Потом он заказал мандариновый сок. Секундомер в коробочке лежал возле меня, ракетки Мила переложила ко мне на колени. Вот как получилось.
Неужели я смогу полюбить коммерческого директора? А что? Теперь он ко мне хорошо относится. Теперь можно и забыть о том, что он плохой человек, — не думать об этом, и всё. Получай себе подарки…
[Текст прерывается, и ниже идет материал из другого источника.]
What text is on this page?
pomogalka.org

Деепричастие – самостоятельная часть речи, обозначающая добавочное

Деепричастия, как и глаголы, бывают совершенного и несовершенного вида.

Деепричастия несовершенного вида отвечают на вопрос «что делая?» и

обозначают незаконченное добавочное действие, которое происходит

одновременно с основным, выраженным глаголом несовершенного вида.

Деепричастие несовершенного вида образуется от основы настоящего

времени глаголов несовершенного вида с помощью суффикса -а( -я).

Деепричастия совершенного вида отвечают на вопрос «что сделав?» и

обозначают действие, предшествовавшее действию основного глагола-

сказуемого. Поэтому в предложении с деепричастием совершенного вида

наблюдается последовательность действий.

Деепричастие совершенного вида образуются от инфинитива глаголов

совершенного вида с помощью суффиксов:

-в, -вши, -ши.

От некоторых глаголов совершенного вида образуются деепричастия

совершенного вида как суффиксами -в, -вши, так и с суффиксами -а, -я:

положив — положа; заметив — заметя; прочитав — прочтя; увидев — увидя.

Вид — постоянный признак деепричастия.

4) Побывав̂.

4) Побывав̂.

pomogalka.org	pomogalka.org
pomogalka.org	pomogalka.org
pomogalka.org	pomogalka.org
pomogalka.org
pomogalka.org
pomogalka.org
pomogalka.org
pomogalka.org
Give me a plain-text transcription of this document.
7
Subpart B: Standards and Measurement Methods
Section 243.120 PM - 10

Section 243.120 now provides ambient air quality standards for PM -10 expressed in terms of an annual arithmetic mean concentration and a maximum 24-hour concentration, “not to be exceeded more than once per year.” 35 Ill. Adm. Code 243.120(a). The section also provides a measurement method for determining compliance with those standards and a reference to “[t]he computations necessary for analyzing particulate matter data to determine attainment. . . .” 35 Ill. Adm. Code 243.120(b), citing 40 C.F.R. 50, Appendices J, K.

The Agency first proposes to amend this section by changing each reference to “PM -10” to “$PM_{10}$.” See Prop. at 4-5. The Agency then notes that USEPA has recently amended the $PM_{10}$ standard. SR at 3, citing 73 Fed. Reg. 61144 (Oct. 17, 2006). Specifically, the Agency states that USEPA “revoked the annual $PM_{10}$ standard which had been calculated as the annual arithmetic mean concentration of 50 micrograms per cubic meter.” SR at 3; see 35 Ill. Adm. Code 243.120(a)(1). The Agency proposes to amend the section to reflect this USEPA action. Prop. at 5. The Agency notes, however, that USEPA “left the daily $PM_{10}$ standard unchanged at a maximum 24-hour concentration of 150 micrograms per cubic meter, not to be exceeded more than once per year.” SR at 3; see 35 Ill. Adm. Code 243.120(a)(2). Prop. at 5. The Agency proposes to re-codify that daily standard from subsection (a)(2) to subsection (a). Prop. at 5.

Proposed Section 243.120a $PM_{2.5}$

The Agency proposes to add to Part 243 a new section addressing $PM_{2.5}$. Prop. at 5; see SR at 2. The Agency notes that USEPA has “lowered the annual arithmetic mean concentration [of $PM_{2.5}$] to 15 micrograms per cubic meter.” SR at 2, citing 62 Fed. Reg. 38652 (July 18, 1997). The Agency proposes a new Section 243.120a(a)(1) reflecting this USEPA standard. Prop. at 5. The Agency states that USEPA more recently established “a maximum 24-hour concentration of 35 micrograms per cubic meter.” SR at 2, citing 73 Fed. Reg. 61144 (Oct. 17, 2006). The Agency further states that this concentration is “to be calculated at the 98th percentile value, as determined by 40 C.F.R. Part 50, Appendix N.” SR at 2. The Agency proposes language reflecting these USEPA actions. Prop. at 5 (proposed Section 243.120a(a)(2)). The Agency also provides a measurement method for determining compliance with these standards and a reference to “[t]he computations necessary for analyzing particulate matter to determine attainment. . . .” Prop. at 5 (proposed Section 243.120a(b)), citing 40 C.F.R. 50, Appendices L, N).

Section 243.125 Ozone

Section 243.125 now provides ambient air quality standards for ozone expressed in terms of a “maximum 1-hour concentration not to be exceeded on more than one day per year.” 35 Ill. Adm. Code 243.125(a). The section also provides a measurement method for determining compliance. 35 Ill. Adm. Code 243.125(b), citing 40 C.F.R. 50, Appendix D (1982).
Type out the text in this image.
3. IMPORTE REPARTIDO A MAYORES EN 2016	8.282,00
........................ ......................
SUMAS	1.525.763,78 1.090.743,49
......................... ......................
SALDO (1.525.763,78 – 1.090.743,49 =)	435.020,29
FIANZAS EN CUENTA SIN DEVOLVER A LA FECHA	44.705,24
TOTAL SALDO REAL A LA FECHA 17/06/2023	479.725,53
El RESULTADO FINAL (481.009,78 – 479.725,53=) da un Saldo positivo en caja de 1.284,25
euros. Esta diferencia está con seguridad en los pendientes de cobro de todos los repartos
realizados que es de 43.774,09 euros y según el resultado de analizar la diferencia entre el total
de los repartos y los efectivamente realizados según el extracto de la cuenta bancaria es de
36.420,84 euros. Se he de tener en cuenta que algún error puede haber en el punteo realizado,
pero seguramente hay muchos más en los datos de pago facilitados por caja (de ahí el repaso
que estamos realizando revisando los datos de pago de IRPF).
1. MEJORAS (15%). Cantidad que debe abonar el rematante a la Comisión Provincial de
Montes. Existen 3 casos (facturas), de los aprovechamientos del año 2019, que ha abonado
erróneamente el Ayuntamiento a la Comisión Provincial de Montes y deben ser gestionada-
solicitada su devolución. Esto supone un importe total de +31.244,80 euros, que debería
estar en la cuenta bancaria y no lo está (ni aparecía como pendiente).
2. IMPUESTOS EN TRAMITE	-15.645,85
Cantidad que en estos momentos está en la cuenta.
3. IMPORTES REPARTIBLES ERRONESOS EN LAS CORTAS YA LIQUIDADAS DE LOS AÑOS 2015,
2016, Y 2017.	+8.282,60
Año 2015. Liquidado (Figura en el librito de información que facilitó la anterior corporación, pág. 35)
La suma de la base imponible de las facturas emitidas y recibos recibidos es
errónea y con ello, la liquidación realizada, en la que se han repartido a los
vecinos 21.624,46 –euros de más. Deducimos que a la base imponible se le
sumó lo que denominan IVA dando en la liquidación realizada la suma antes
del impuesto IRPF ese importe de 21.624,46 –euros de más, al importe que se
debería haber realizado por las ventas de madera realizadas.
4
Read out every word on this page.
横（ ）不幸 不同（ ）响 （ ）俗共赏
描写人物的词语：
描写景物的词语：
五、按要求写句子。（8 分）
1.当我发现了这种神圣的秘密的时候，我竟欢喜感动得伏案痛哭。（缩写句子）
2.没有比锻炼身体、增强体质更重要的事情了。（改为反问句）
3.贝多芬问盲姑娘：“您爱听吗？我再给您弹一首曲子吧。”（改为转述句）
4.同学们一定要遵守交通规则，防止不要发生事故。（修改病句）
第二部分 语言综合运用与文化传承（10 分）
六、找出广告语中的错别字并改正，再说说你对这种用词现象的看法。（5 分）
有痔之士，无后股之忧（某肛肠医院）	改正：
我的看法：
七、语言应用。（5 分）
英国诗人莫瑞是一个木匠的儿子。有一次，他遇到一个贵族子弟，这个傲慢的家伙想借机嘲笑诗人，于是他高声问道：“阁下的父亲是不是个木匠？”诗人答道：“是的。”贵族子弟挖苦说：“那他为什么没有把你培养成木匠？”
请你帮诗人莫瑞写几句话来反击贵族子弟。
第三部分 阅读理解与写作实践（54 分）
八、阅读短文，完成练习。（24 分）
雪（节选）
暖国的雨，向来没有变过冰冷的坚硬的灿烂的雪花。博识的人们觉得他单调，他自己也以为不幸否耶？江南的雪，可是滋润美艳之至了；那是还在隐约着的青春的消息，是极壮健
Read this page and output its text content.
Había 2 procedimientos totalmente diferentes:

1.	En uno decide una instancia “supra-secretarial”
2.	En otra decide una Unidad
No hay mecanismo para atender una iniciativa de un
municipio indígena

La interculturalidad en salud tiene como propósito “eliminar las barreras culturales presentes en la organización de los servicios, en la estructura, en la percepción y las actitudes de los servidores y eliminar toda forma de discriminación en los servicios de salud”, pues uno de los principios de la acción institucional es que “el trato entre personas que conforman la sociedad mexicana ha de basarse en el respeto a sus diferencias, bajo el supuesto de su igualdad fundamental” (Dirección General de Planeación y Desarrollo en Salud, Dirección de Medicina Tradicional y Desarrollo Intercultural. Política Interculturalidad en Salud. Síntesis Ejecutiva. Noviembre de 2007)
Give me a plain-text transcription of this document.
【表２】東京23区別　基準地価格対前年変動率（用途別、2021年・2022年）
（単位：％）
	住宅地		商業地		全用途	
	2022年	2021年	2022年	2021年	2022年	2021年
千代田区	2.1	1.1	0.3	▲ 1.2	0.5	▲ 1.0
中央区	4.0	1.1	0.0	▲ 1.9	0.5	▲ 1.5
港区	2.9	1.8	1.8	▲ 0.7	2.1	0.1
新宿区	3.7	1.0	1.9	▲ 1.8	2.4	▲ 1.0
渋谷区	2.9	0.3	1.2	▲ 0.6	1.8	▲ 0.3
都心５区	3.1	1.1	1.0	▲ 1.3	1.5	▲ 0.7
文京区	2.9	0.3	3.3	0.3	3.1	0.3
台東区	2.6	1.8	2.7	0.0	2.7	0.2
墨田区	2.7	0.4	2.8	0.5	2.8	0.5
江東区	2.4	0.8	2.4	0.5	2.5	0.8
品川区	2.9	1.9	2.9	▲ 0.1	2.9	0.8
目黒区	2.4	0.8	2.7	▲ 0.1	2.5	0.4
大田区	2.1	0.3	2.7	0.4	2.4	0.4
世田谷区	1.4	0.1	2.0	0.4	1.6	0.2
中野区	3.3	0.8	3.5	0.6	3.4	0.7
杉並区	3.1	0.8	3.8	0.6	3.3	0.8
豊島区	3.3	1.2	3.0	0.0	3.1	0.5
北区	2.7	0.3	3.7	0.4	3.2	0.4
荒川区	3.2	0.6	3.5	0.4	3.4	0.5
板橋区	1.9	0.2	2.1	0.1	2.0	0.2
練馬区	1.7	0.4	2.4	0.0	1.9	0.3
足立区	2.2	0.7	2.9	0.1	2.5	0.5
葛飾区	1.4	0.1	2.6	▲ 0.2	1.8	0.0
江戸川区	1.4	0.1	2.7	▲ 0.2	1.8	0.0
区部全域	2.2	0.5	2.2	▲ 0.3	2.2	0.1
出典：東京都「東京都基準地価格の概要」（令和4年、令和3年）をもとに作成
За что любить людей? Я всегда думал, что людей надо любить за то, что они хорошие, честные. Я на маму сердился из-за того, что она недолюбливает нашу соседку Кононову. Мама говорит, что Кононова гордячка. И пусть! Разве можно человека не любить за то, что он гордый. Если он негодяй — другое дело. Но у мамы уж так получается: если человек ей угодит или поможет в чём-нибудь, она его любит. Нет, я таким не буду. Не стану любить плохого человека, хотя он мне и подарил ракетки и секундомер. Сейчас встану и уйду. Только вот неловко выйдет. Лучше уж я подарки возьму, а дома в Милину комнату отнесу.